As they follow Palmer's trail, the group worries about the black camper van that seems to follow them. It is labelled Willow Camp for Boys and Girls. At the beach, Barry finds out that Palmer is now in Susanville. Kitty tracks Dick down and joins the crew. An identical black van joins the first, and when Barry disappears, Dick, Kitty and Mary become convinced that he is in one of the vans.

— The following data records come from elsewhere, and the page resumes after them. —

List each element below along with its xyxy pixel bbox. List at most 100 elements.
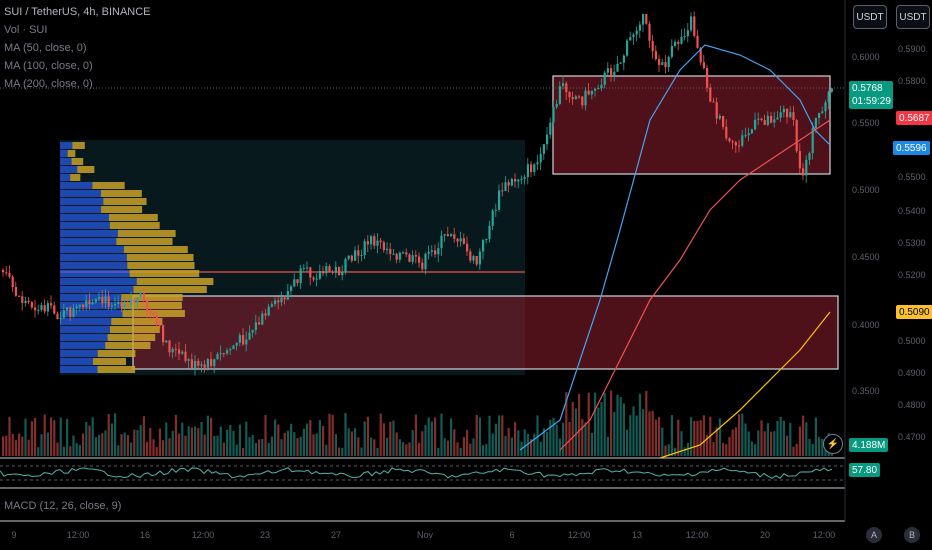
- volume-bar: [34, 417, 37, 456]
- candle-body: [770, 115, 773, 123]
- candle-body: [469, 251, 472, 261]
- currency-button-left[interactable]: USDT: [853, 5, 887, 29]
- candle-body: [418, 256, 421, 263]
- volume-profile-row: [60, 198, 104, 205]
- candle-body: [680, 36, 683, 44]
- volume-profile-row: [97, 366, 136, 373]
- volume-bar: [510, 437, 513, 456]
- volume-bar: [629, 415, 632, 456]
- volume-bar: [565, 392, 568, 456]
- volume-bar: [712, 442, 715, 456]
- ma100-legend[interactable]: MA (100, close, 0): [4, 60, 93, 72]
- ma200-legend[interactable]: MA (200, close, 0): [4, 78, 93, 90]
- candle-body: [213, 359, 216, 367]
- volume-profile-row: [60, 366, 98, 373]
- volume-bar: [539, 441, 542, 456]
- volume-bar: [760, 420, 763, 456]
- volume-bar: [293, 432, 296, 456]
- demand-zone: [132, 295, 839, 370]
- volume-bar: [504, 435, 507, 456]
- price-tick: 0.6000: [852, 52, 880, 62]
- volume-bar: [571, 401, 574, 456]
- volume-bar: [514, 422, 517, 456]
- log-scale-button[interactable]: B: [904, 527, 920, 543]
- candle-body: [350, 255, 353, 261]
- volume-bar: [229, 424, 232, 456]
- candle-body: [533, 164, 536, 173]
- candle-body: [600, 84, 603, 89]
- volume-bar: [203, 434, 206, 456]
- candle-body: [693, 16, 696, 36]
- candle-body: [667, 56, 670, 68]
- candle-body: [677, 41, 680, 44]
- candle-body: [408, 254, 411, 262]
- candle-body: [62, 310, 65, 318]
- volume-bar: [405, 444, 408, 456]
- candle-body: [510, 178, 513, 186]
- candle-body: [555, 103, 558, 108]
- candle-body: [606, 68, 609, 73]
- ma50-legend[interactable]: MA (50, close, 0): [4, 42, 87, 54]
- candle-body: [795, 120, 798, 152]
- candle-body: [699, 47, 702, 63]
- candle-body: [56, 313, 59, 320]
- volume-bar: [254, 442, 257, 456]
- volume-profile-row: [129, 270, 200, 277]
- volume-bar: [475, 414, 478, 456]
- candle-body: [824, 102, 827, 112]
- candle-body: [168, 340, 171, 353]
- volume-bar: [750, 441, 753, 456]
- candle-body: [773, 119, 776, 123]
- candle-body: [88, 300, 91, 305]
- volume-bar: [53, 420, 56, 456]
- candle-body: [776, 117, 779, 120]
- volume-legend[interactable]: Vol · SUI: [4, 24, 48, 36]
- candle-body: [456, 238, 459, 242]
- volume-bar: [776, 420, 779, 456]
- volume-bar: [386, 437, 389, 456]
- macd-legend[interactable]: MACD (12, 26, close, 9): [4, 500, 122, 512]
- volume-bar: [616, 394, 619, 456]
- volume-bar: [238, 424, 241, 456]
- volume-bar: [101, 433, 104, 456]
- volume-bar: [261, 439, 264, 456]
- lightning-icon[interactable]: ⚡: [823, 434, 843, 454]
- price-tick-alt: 0.5900: [898, 44, 926, 54]
- candle-body: [235, 342, 238, 346]
- candle-body: [242, 335, 245, 345]
- volume-bar: [619, 396, 622, 456]
- volume-bar: [530, 439, 533, 456]
- volume-bar: [146, 441, 149, 456]
- candle-body: [584, 90, 587, 106]
- volume-bar: [110, 423, 113, 456]
- candle-body: [565, 83, 568, 93]
- currency-button-right[interactable]: USDT: [896, 5, 930, 29]
- candle-body: [178, 349, 181, 354]
- volume-bar: [366, 416, 369, 456]
- candle-body: [78, 304, 81, 307]
- candle-body: [450, 234, 453, 237]
- price-tick-alt: 0.5300: [898, 238, 926, 248]
- candle-body: [514, 178, 517, 182]
- symbol-legend[interactable]: SUI / TetherUS, 4h, BINANCE: [4, 6, 151, 18]
- candle-body: [552, 107, 555, 123]
- volume-bar: [334, 434, 337, 456]
- volume-bar: [222, 442, 225, 456]
- volume-bar: [152, 439, 155, 456]
- volume-bar: [626, 429, 629, 456]
- volume-bar: [235, 444, 238, 456]
- volume-bar: [11, 433, 14, 456]
- candle-body: [94, 298, 97, 303]
- price-tick: 0.4500: [852, 252, 880, 262]
- volume-bar: [418, 442, 421, 456]
- candle-body: [562, 83, 565, 87]
- volume-bar: [306, 423, 309, 456]
- candle-body: [792, 112, 795, 121]
- volume-profile-row: [111, 318, 163, 325]
- auto-scale-button[interactable]: A: [866, 527, 882, 543]
- candle-body: [142, 293, 145, 301]
- volume-bar: [338, 447, 341, 456]
- volume-profile-row: [71, 158, 84, 165]
- volume-bar: [536, 415, 539, 456]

Dick, Kitty and Mary track the vans to a trailer camp. Upon approaching the black vans in the dark, four men jump Dick and beat him. He returns to the Airstream in pain with what Kitty believes to be a collapsed lung. Dick realizes his attackers are people he has encountered throughout the entire trip. Fearing he will be beaten again at the trailer park, Dick ducks into a bingo game and begins to play, then feigns leaving. He stops at the exit and turns around to see the four men that beat him standing up from their places at the bingo tables. Kitty arrives and sits next to Dick, who points out the four men. Kitty starts a brawl by sweeping the bingo markers off the card of a large man playing next to Dick's attackers, allowing Dick and Kitty to escape. One of the black vans leaves the camp in a hurry, and Dick pursues them. In the ensuing chase, the other black van catches up and drives Dick and the Airstream off the road. Dick creates a roadblock and forces the black van to crash into a waste pit.

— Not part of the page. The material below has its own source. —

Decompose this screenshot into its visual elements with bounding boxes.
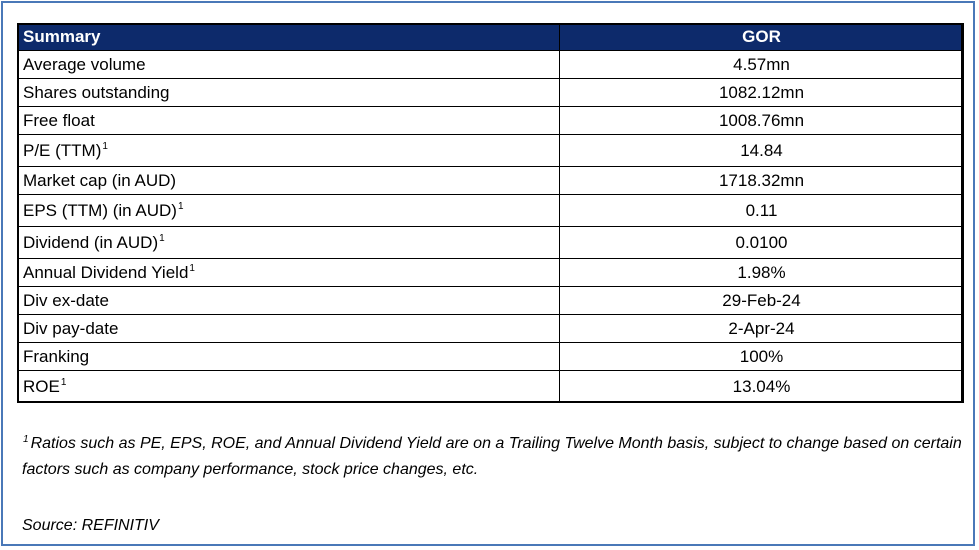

In a shootout with one of the men from the van, Dick wounds his attacker and tracks him to a roadside vegetable stand. The wounded man is Hollenbeck, who confesses that he is really Palmer. He put all the money into the camp, but the location was not suitable, and the business failed. Barry arrives in a tow truck, revealing that he had simply gone for a tuna sandwich when Dick, Kitty and Mary thought he was abducted. He is thrilled to learn that the money was used to buy land. Dick walks away in disgust at the whole mess while Barry plots with Mary about how to make money off the land.

==Cast==
- James Caan as Dick Kanipsia
- Peter Boyle as Barry Fenaka
- Sally Kellerman as Kitty Kopetzky
- Louise Lasser as Mary Fenaka
- Allen Garfield as Vincent J. Palmer/Marvin Hollenbeck
- Richard B. Shull as Harry Moss
- Alex Rocco as Ice Cream Man
- Diana Darrin as Singer
- Stuart Nisbet as Buddy
- Virginia Sale as Bingo Caller
- Alex Henteloff as Phone Booth Man
- Len Lesser as Jogger

==Production==
James Caan later said of the film that was a role he "took because I needed money; there was nothing there."

==Reception==
 Variety wrote the film was "in effect, an excellent, live-action, feature-length counterpart to a great old Warner Bros. cartoon." Vincent Canby of The New York Times wrote that "I may have enjoyed Slither somewhat more than is warranted by the bright but inconsistent material." Roger Ebert awarded three stars out of four, writing, "What makes it goofy, and nice, is that little effort is made to explain things. They just sort of happen as our friends race down the road. What holds everything together is the nice sense of timing displayed by the director, Howard Zieff, who is the guy behind many of the best TV commercials these days." Gene Siskel of the Chicago Tribune gave the film 2.5 stars out of 4, writing that "too often the humor evaporates and we are left with an ensemble of fine actors creating memorable characters stuck with an essentially trivial story." Gary Arnold of The Washington Post called the film "pleasantly wacky and offbeat," with "a likably resilient quality. On several occasions one feels the comic situations failing or going slack, but invariably an inspired bit of business or fresh, witty situation will revive one's interest and snap the movie back into shape." Kevin Thomas of the Los Angeles Times described it as "a thoroughly infectious, delightfully wacky comedy" that "asks nothing of the viewer but to sit back and enjoy himself." Pauline Kael of The New Yorker called it "a suspense comedy that keeps promising to be a knockout entertainment; it never delivers, and it finally fizzles out, because the story idea isn't as good as the curlicues. But it has a pleasant slapstick temperament—a sort of fractured hipsterism."